Gelfond–Schneider理論およびLindemann–Weierstrass理論を用いることにより、標準の初等関数の多くは非零の有理数の引数に対して結果が超越的になる(有限回の代数演算では表せない)ことが証明されている。そのような関数の値を正しく丸めることは(原理的には)常に可能であるが、正しく丸められた値を導くために途中の計算をどれくらい高い精度で行う必要があるかの限界を事前に決めることにも多くの計算時間を必要とするかもしれない。
いくつかのパッケージは正しい丸めを提供する。
- GNU MPFRパッケージは正しく丸められた任意精度の結果を与える。
他のいくつかのパッケージは倍精度において正しい丸めの初等関数を実装している。
- IBMのlibultim (最近接丸めのみ)
- Sun Microsystemsのlibmcr (4つの丸めモードについて)
- Arénaireチーム(LIP, ENS Lyon)によるCRlibm (4つの丸めモードをサポートし、それは証明されている。)

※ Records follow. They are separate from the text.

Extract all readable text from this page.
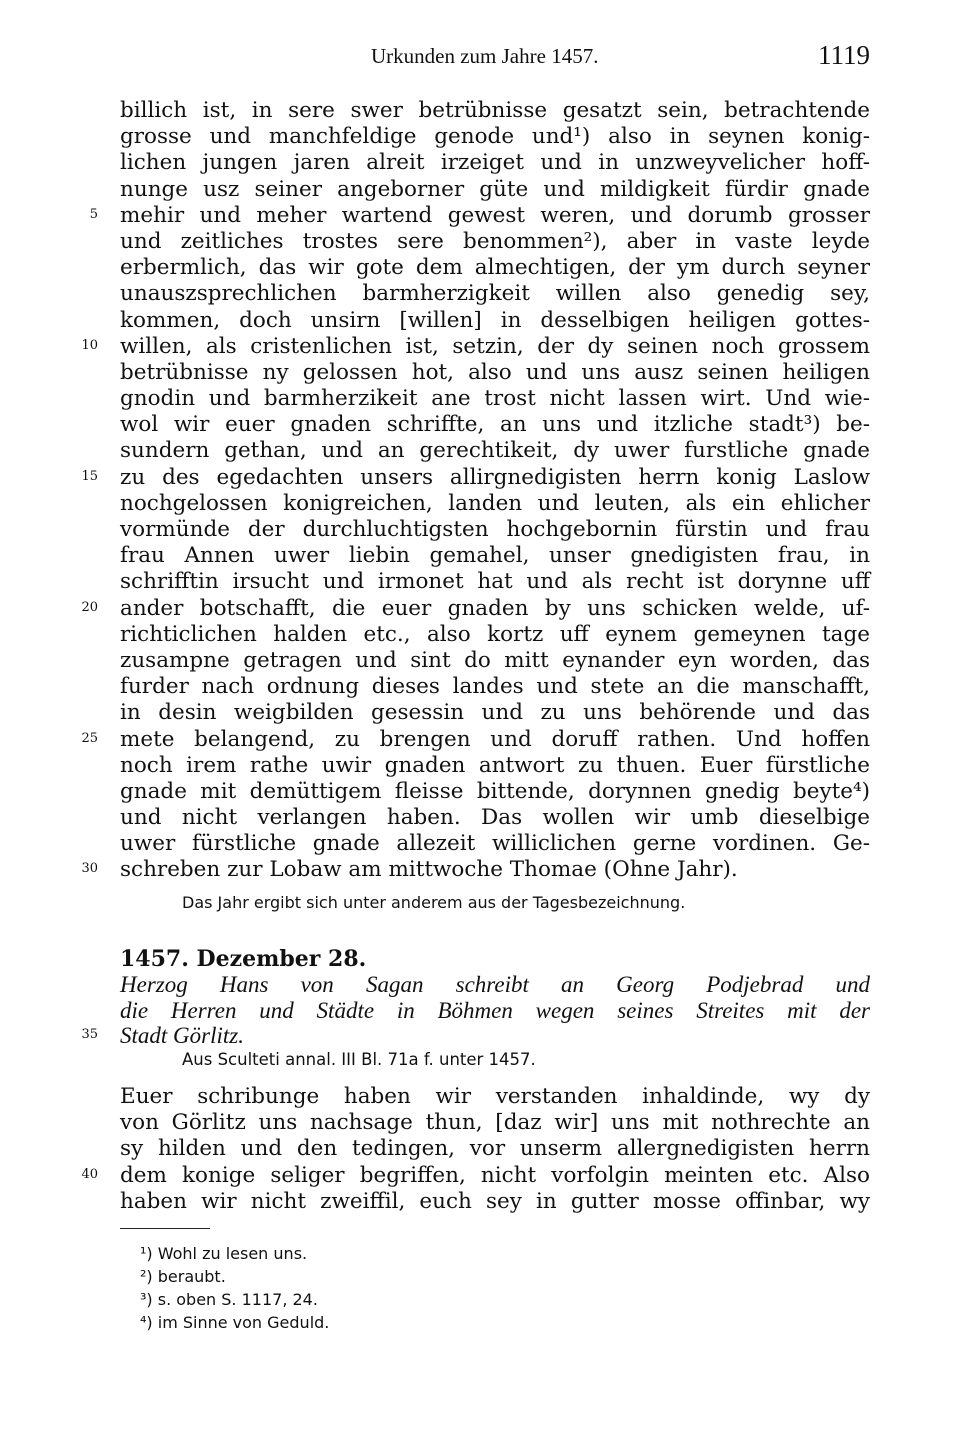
Urkunden zum Jahre 1457.	1119
billich ist, in sere swer betrübnisse gesatzt sein, betrachtende
grosse und manchfeldige genode und¹) also in seynen konig-
lichen jungen jaren alreit irzeiget und in unzweyvelicher hoff-
nunge usz seiner angeborner güte und mildigkeit fürdir gnade
5 mehir und meher wartend gewest weren, und dorumb grosser
und zeitliches trostes sere benommen²), aber in vaste leyde
erbermlich, das wir gote dem almechtigen, der ym durch seyner
unauszsprechlichen barmherzigkeit willen also genedig sey,
kommen, doch unsirn [willen] in desselbigen heiligen gottes-
10 willen, als cristenlichen ist, setzin, der dy seinen noch grossem
betrübnisse ny gelossen hot, also und uns ausz seinen heiligen
gnodin und barmherzikeit ane trost nicht lassen wirt. Und wie-
wol wir euer gnaden schriffte, an uns und itzliche stadt³) be-
sundern gethan, und an gerechtikeit, dy uwer furstliche gnade
15 zu des egedachten unsers allirgnedigisten herrn konig Laslow
nochgelossen konigreichen, landen und leuten, als ein ehlicher
vormünde der durchluchtigsten hochgebornin fürstin und frau
frau Annen uwer liebin gemahel, unser gnedigisten frau, in
schrifftin irsucht und irmonet hat und als recht ist dorynne uff
20 ander botschafft, die euer gnaden by uns schicken welde, uf-
richticlichen halden etc., also kortz uff eynem gemeynen tage
zusampne getragen und sint do mitt eynander eyn worden, das
furder nach ordnung dieses landes und stete an die manschafft,
in desin weigbilden gesessin und zu uns behörende und das
25 mete belangend, zu brengen und doruff rathen. Und hoffen
noch irem rathe uwir gnaden antwort zu thuen. Euer fürstliche
gnade mit demüttigem fleisse bittende, dorynnen gnedig beyte⁴)
und nicht verlangen haben. Das wollen wir umb dieselbige
uwer fürstliche gnade allezeit williclichen gerne vordinen. Ge-
30 schreben zur Lobaw am mittwoche Thomae (Ohne Jahr).
Das Jahr ergibt sich unter anderem aus der Tagesbezeichnung.
1457. Dezember 28.
Herzog Hans von Sagan schreibt an Georg Podjebrad und
die Herren und Städte in Böhmen wegen seines Streites mit der
35 Stadt Görlitz.
Aus Sculteti annal. III Bl. 71a f. unter 1457.
Euer schribunge haben wir verstanden inhaldinde, wy dy
von Görlitz uns nachsage thun, [daz wir] uns mit nothrechte an
sy hilden und den tedingen, vor unserm allergnedigisten herrn
40 dem konige seliger begriffen, nicht vorfolgin meinten etc. Also
haben wir nicht zweiffil, euch sey in gutter mosse offinbar, wy
¹) Wohl zu lesen uns.
²) beraubt.
³) s. oben S. 1117, 24.
⁴) im Sinne von Geduld.
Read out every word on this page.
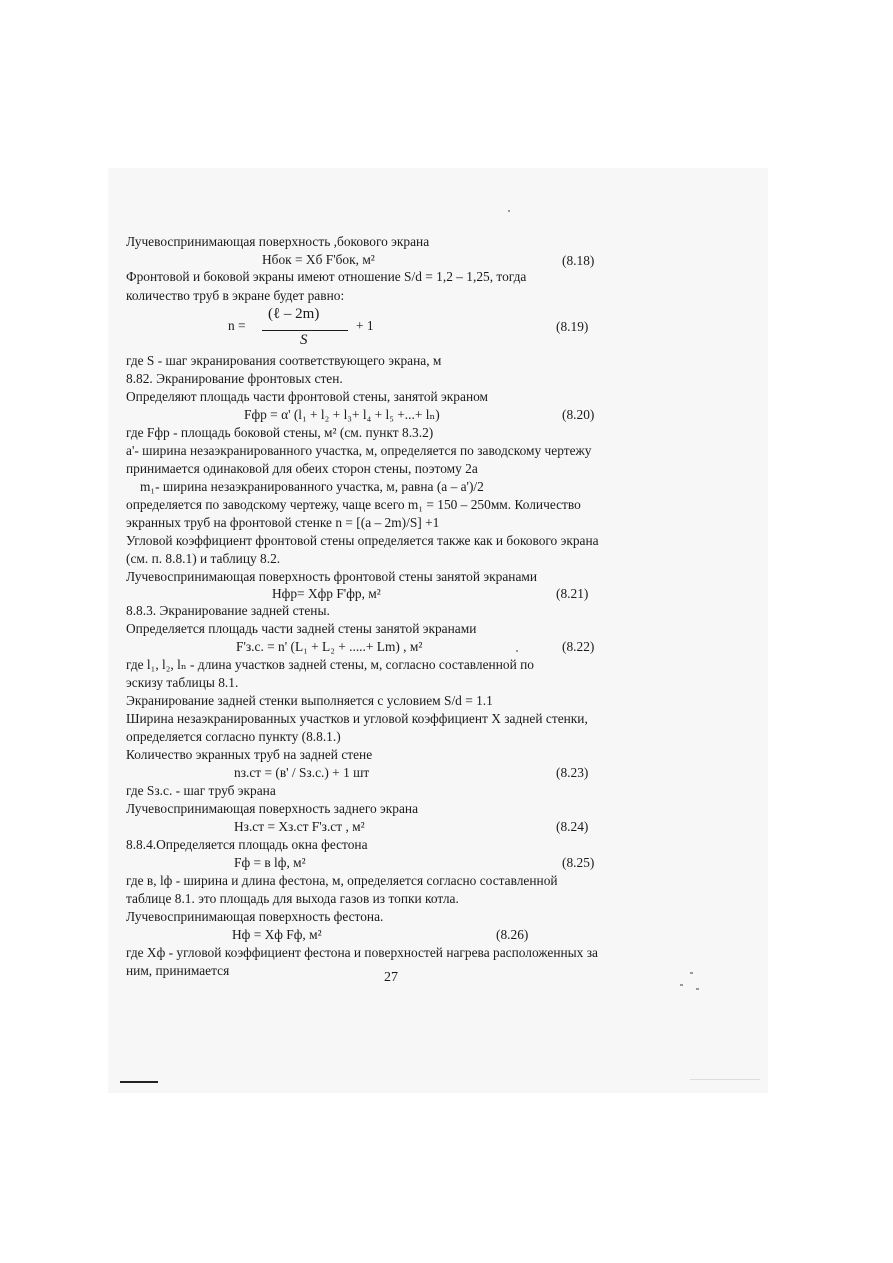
Лучевоспринимающая поверхность ,бокового экрана
Hбок = Xб F'бок, м²	(8.18)
Фронтовой и боковой экраны имеют отношение S/d = 1,2 – 1,25, тогда
количество труб в экране будет равно:
n =
(ℓ – 2m)
S
+ 1	(8.19)
где S - шаг экранирования соответствующего экрана, м
8.82. Экранирование фронтовых стен.
Определяют площадь части фронтовой стены, занятой экраном
Fфр = α' (l₁ + l₂ + l₃+ l₄ + l₅ +...+ lₙ)	(8.20)
где Fфр - площадь боковой стены, м² (см. пункт 8.3.2)
а'- ширина незаэкранированного участка, м, определяется по заводскому чертежу
принимается одинаковой для обеих сторон стены, поэтому 2а
m₁- ширина незаэкранированного участка, м, равна (a – a')/2
определяется по заводскому чертежу, чаще всего m₁ = 150 – 250мм. Количество
экранных труб на фронтовой стенке n = [(a – 2m)/S] +1
Угловой коэффициент фронтовой стены определяется также как и бокового экрана
(см. п. 8.8.1) и таблицу 8.2.
Лучевоспринимающая поверхность фронтовой стены занятой экранами
Hфр= Xфр F'фр, м²	(8.21)
8.8.3. Экранирование задней стены.
Определяется площадь части задней стены занятой экранами
F'з.с. = n' (L₁ + L₂ + .....+ Lm) , м²	(8.22)
где l₁, l₂, lₙ - длина участков задней стены, м, согласно составленной по
эскизу таблицы 8.1.
Экранирование задней стенки выполняется с условием S/d = 1.1
Ширина незаэкранированных участков и угловой коэффициент X задней стенки,
определяется согласно пункту (8.8.1.)
Количество экранных труб на задней стене
nз.ст = (в' / Sз.с.) + 1 шт	(8.23)
где Sз.с. - шаг труб экрана
Лучевоспринимающая поверхность заднего экрана
Нз.ст = Xз.ст F'з.ст , м²	(8.24)
8.8.4.Определяется площадь окна фестона
Fф = в lф, м²	(8.25)
где в, lф - ширина и длина фестона, м, определяется согласно составленной
таблице 8.1. это площадь для выхода газов из топки котла.
Лучевоспринимающая поверхность фестона.
Hф = Xф Fф, м²	(8.26)
где Xф - угловой коэффициент фестона и поверхностей нагрева расположенных за
ним, принимается	27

それについて丸められた値がどれだけの桁を計算してもdeterminedになりえないような計算可能な数が存在する。特定のインスタンスは与えられることはないが、存在は停止問題の決定不能性から導かれる。 たとえば、もしも「ゴールドバッハの予想(4以上の任意の正の偶数は必ず2つの素数の和で表せる)」が真であって、しかし証明不可能な命題であると仮定すれば、次の式の値を(切り上げて)整数に丸めた結果を決定することはできない。
10^−n ここでnは4より大きい偶数で2つの素数の和にはならない最小のもの、あるいはもしそのような偶数が無ければ0とする
丸めた結果はもしそのような偶数nが存在すれば1、存在しなければ0である。しかし「予想」が証明不可能であっても丸められる前の値であれば与えられた任意の精度で近似できる。
- ^ 「最近接偶数への丸め」、「偶数丸め」、「最近接丸め」、「JIS丸め」、「ISO丸め」、「銀行家の丸め」、「銀行丸め」、「五捨五入」、「偶捨奇入」という用語を採用している文献は、現在のところ発見できていない。詳細は、ノートを参照。
- ^ 負の数の場合も含めた明示的表現としては、そうなる。
- ^ もちろんこれは記数法に依存した名称である。本文では十進法における性質を説明しているが、十二進法において「五捨六入」と呼ばれるであろう処理は通常の半数切り上げである。
- ^ 一般に関数の数値計算の場合、...000 のように 0 が続いていても、下の桁で上の桁からの桁借りが発生するかもしれない。また lexer によるリテラルの読込みの場合、浮動小数点数の表現として本来ありえない桁まで記述されている、
XXX...XXX.5000000000000000000000001
といったような場合の下の桁の扱いをどうすべきか、といった点も問題になる(前述のようなちょうど境界だった場合、下の桁は必ずしも無意味とは言えないかもしれない)。 - ^ JIS Z8401:2019, p.2, 2 e) 「数値を示す場合、常に丸めの幅を示すことが望ましい。」
- ^ 偶数への丸めが推奨されてはおり、徐々に標準となってゆくと思われる[要出典]。Microsoftの一部の環境など、仕様で明示しているものもある。しかし、C99もC++11もJavaもECMAScript(JavaScript)も異なるルールを仕様に定めている。
- ^ このフレーズに含まれる「テーブルメーカー」とは、「数表」を計算し、それを出版せんと企てる者、という意味である。数表は一般に、それに印刷されている桁数の範囲内は必ず正しいものでなければならないことが要求される(であろう)という背景がある。例えば、上限と下限の両方を計算することで結果がある範囲内に必ずあることを保証するといったような手法が、数表の正確さのために活用されてきた、という歴史がある。